Not with my own words, but my well-informed and thoroughly human interpretations of the Bible, which you accept as what it really is, God’s word. So even though my job is not mentioned in the mission statement, to state your mission is my job! My job is mission-statement! The reason you donate towards my salary is because St. Paul tells us that a community of Jesus needs someone working night and day to keep proclaiming to you the gospel of God.
This week I have to pre-register for Medicare. I am 64. I will be with you a couple more years, to get you back into the sanctuary, and then for a while to get you accustomed to the sanctuary, and then for a while to help you to open up the sanctuary once again for mission to the public. And then you will look for someone new. Someone with new gifts and skills and attributes that I don’t have.

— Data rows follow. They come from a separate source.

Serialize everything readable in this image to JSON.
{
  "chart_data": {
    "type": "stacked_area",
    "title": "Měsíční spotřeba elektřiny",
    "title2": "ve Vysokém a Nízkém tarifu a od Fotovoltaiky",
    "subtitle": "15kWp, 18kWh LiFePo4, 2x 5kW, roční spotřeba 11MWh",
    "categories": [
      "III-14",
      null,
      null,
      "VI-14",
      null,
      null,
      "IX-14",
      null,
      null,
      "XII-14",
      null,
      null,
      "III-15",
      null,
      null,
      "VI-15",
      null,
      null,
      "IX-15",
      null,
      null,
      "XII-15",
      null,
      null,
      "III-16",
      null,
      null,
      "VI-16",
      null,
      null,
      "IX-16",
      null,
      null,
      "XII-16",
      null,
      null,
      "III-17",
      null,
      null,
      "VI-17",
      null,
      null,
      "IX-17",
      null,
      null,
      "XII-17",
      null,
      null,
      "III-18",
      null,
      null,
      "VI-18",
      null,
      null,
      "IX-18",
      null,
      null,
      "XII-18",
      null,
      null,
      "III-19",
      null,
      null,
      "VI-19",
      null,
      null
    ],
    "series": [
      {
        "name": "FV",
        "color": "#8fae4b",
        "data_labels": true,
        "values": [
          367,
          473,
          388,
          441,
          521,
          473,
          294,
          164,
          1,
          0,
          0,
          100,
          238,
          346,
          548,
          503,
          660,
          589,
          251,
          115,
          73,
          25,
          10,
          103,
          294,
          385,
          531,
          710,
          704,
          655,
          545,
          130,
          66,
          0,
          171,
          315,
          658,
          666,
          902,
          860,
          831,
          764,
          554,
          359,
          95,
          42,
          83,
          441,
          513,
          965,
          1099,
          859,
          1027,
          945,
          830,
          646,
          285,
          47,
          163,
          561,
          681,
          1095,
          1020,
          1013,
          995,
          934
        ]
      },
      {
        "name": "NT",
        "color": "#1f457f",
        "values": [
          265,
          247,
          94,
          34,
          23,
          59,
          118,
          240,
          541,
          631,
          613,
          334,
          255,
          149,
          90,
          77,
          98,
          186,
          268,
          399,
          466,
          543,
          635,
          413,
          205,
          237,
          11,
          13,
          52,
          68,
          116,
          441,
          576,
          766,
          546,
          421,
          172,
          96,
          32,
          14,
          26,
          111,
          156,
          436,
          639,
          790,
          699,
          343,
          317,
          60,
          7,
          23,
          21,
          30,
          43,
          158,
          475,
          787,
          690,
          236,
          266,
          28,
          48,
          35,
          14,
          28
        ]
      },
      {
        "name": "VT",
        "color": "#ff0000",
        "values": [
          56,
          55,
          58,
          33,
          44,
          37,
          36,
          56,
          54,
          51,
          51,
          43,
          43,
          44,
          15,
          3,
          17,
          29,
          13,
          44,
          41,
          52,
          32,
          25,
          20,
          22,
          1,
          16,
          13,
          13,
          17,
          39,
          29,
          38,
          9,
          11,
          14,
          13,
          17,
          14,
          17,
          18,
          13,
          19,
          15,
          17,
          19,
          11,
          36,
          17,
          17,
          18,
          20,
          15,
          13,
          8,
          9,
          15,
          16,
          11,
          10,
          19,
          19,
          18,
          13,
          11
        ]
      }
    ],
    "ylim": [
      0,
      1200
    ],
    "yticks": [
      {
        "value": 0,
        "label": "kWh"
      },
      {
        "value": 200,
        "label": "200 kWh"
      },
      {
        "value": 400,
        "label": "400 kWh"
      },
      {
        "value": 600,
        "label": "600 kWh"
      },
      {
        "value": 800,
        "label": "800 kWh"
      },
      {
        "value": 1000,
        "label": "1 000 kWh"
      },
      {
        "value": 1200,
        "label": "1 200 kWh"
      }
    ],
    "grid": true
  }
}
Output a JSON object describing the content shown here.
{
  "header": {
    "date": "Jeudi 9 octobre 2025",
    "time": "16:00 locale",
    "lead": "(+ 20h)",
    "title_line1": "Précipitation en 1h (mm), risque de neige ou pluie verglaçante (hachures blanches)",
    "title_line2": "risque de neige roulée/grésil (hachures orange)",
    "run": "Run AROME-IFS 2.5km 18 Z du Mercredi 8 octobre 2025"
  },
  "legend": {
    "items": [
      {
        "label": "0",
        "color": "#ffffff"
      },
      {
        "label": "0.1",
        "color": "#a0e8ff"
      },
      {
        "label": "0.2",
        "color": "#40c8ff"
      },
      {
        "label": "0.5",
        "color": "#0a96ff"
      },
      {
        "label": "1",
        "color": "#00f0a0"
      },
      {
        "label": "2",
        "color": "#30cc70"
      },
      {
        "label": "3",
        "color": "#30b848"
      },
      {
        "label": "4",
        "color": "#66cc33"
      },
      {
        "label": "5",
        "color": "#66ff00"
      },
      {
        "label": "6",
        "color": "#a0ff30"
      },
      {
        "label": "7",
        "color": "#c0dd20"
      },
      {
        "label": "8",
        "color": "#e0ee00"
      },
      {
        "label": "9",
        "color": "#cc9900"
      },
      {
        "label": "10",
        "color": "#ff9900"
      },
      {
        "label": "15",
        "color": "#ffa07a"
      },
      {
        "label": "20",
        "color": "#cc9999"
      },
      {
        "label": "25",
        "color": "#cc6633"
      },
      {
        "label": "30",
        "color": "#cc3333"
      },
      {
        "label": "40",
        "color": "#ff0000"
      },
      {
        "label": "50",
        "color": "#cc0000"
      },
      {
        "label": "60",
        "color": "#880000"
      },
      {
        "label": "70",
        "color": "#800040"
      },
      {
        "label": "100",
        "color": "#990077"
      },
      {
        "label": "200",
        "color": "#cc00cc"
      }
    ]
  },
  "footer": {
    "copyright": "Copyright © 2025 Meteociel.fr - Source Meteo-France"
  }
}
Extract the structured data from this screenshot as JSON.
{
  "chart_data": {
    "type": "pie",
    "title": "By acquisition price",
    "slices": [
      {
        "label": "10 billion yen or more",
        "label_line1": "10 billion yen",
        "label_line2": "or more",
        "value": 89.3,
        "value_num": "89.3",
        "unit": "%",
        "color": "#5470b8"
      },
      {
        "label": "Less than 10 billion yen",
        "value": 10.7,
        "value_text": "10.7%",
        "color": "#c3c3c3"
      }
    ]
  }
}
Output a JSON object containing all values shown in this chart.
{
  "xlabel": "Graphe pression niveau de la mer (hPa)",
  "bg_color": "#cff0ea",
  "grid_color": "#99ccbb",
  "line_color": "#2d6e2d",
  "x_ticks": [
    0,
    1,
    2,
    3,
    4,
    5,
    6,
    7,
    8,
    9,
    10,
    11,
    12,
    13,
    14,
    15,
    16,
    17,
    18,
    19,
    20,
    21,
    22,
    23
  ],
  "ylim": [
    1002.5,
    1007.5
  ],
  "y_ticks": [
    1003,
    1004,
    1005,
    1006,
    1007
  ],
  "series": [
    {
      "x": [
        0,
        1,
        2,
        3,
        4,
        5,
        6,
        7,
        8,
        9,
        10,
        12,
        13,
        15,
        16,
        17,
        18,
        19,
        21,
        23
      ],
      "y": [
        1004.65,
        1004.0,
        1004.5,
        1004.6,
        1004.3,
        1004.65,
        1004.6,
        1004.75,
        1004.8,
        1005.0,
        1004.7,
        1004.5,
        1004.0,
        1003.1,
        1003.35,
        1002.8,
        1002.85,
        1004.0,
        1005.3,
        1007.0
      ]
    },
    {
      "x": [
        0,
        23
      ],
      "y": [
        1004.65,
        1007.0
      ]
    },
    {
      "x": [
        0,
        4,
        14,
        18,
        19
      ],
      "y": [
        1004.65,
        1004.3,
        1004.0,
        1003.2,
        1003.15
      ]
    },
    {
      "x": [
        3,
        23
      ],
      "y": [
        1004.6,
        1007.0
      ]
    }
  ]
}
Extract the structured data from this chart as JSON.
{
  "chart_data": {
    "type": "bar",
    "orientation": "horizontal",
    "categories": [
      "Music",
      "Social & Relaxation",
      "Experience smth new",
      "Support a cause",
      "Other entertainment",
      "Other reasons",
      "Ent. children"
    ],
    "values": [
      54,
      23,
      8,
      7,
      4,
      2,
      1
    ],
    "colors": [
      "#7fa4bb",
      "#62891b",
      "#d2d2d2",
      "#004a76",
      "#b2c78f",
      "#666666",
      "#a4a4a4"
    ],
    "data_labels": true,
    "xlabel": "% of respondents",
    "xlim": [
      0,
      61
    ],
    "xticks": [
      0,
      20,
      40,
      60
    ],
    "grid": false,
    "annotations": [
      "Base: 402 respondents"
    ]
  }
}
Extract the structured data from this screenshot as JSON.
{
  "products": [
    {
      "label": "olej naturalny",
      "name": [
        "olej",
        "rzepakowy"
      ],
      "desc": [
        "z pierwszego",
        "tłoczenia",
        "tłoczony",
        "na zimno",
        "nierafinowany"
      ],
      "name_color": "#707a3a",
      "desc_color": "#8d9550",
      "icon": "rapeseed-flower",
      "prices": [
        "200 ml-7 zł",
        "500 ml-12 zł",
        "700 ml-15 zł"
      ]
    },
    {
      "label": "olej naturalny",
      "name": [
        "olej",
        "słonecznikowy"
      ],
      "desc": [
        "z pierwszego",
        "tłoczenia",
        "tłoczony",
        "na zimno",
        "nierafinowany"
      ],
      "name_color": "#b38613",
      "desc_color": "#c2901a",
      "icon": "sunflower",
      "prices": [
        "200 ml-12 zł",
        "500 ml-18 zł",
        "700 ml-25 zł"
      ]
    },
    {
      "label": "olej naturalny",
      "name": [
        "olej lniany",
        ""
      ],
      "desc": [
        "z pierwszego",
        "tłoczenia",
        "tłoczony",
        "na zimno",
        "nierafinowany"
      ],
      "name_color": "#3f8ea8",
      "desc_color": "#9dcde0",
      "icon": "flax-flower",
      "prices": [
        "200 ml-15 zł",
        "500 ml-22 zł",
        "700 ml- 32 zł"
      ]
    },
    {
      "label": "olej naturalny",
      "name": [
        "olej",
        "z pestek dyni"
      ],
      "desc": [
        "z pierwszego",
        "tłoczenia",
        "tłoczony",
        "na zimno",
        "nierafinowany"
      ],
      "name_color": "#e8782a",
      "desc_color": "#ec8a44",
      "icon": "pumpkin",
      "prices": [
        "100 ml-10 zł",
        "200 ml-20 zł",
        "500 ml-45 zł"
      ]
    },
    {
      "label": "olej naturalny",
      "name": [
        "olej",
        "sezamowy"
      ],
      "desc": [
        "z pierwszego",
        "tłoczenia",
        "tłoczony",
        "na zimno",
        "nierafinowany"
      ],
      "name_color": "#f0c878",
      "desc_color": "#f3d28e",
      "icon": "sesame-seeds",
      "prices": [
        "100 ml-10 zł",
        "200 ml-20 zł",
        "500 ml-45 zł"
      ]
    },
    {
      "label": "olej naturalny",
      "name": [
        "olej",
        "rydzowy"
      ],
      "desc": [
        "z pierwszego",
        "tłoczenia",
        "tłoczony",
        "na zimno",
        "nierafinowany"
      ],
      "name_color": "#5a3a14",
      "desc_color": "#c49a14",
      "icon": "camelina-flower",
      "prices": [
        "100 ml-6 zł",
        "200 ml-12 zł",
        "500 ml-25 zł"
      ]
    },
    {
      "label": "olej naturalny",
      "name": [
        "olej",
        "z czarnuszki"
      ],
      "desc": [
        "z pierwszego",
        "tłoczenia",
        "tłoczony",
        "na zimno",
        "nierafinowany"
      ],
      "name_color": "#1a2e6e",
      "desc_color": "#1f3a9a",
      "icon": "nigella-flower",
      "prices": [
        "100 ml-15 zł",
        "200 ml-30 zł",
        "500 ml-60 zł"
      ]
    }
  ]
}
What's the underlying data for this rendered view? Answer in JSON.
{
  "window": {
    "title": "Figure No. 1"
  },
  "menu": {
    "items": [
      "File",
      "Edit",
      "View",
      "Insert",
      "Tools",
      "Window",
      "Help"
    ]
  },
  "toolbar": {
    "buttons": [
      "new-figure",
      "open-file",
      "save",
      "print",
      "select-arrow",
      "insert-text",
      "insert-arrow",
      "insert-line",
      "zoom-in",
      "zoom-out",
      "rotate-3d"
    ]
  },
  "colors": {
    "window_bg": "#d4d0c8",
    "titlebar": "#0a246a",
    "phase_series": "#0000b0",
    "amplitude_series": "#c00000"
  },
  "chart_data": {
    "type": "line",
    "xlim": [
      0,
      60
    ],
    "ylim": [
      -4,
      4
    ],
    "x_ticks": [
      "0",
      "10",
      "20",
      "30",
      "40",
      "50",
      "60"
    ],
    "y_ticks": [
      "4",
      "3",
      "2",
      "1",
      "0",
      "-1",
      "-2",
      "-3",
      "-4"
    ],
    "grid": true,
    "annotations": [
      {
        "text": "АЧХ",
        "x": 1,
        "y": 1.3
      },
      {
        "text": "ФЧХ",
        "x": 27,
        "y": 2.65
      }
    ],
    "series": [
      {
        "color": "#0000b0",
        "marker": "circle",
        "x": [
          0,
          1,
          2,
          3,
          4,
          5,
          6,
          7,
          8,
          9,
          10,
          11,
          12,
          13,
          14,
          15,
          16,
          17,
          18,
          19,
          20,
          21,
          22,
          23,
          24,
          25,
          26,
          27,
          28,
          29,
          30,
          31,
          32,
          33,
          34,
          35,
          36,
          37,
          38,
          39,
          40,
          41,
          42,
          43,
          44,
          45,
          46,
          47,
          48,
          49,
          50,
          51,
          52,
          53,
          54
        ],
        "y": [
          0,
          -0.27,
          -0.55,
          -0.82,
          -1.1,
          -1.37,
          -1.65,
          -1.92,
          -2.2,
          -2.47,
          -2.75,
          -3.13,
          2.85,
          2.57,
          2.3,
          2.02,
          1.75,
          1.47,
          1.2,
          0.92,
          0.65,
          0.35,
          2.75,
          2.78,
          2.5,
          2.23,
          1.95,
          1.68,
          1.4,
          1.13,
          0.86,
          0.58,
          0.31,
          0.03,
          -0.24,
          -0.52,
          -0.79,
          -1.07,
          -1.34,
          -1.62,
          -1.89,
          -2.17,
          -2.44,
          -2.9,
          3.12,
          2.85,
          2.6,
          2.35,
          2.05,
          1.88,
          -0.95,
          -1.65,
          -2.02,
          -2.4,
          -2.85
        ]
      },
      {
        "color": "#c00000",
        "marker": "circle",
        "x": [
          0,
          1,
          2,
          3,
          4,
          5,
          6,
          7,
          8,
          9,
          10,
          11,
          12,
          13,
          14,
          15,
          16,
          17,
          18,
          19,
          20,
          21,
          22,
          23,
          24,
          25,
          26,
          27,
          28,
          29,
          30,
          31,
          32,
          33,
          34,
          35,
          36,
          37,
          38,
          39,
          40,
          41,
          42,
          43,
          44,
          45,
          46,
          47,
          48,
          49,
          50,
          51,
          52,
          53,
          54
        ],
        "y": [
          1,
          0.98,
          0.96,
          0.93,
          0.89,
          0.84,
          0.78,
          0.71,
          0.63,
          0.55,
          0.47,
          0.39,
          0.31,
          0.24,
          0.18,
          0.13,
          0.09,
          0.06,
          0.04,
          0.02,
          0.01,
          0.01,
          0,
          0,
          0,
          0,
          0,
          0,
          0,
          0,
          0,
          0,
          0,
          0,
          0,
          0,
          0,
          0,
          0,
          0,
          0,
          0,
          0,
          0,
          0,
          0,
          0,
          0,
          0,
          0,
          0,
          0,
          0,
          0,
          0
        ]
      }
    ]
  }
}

You will present that person with your new mission statement, whatever its final language is. And you will tell that person: Here’s our mission, now you keep calling us to it. Be like our mother and a nurse tenderly caring for her children, but also be like a father in urging us, encouraging us, and pleading with us to lead our lives worthy of God.
We will call you reverend, not for yourself but for your Lord who uses you, we will call you pastor, and mother, and fearing the admonition of Jesus we will even call you father and teacher and instructor. We will not call you Messiah, we will not call you savior, because you cannot rescue or save us or even guarantee our future. But we will honor you by answering your call, and we will keep on saying, Here we are. Each one of you, Here I am.
One other thing not in our draft new mission statement is the word Love. I think that’s okay, because it will arise out of the interplay of unconditional welcome and service, provided you do this interplay under the vision of the Kingdom of heaven. And that’s because the constitution of that Kingdom is love, and the law of that Kingdom is love, and the atmosphere of the Heavens is love, and the nature and the name of its King is Love (Charles Wesley).
So I have faith and hope that your next pastor may love this community of Jesus as much I have, and may experience from you, as much as I have, the love of God in Jesus Christ.